Last night’s meeting of The Artist’s Bookshelf brought us once again to unexpected places. After an all too brief but insightful guided tour of the current Arbus show (sprawling in scope and massive in exhibition), we hunkered down in the Art Lab, armed not with garlands of garlic and wooden stakes, but only with iced cappucinos, for a provocative examination of one of that artist’s favorite books: Dracula.
Nearly all in attendance agreed they’d enjoyed the read, though some were slowed by the period’s ornate literary stylings and incredible verbosity. Yet, we found it to be a surprisingly contemporary novel in terms of construction (the use of journals, letters and newspaper clippings) as well as its lurid obsessiveness with sexuality.

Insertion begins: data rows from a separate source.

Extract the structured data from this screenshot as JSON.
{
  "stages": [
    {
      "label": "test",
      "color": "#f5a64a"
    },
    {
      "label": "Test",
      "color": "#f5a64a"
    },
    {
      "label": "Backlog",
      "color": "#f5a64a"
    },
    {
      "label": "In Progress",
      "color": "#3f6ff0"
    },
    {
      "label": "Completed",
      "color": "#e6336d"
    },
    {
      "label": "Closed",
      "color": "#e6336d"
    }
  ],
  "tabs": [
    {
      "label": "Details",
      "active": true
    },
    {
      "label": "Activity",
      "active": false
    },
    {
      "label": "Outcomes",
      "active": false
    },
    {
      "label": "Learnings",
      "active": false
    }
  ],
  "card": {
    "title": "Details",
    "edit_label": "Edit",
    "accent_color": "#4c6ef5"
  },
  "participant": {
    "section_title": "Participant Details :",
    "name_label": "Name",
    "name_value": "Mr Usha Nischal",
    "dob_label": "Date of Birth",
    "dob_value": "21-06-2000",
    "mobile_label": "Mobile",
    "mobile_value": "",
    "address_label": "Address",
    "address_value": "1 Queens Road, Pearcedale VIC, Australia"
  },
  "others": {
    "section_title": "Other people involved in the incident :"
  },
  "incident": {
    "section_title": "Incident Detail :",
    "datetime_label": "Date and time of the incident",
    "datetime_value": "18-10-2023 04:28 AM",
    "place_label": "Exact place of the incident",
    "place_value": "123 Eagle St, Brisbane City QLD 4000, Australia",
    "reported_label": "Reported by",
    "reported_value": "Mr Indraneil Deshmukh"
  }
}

We discovered a number of thematic links between Dracula and Arbus, some of them obvious: both display an almost voyeuristic fascination with the grotesque, and some of them more obscure: both reveal hidden worlds while seemingly declaring “all is not what it seems.”
Finally, we came across a quote from the critic George Stade:
“In Dracula, for all its occasional clumsiness and systematic naivete, Stoker transformed what was merely personal or only of his own time into images of something more: of something at once monstrous, and definitively human…”
that might very well apply to the photographs of Ms. Arbus as well.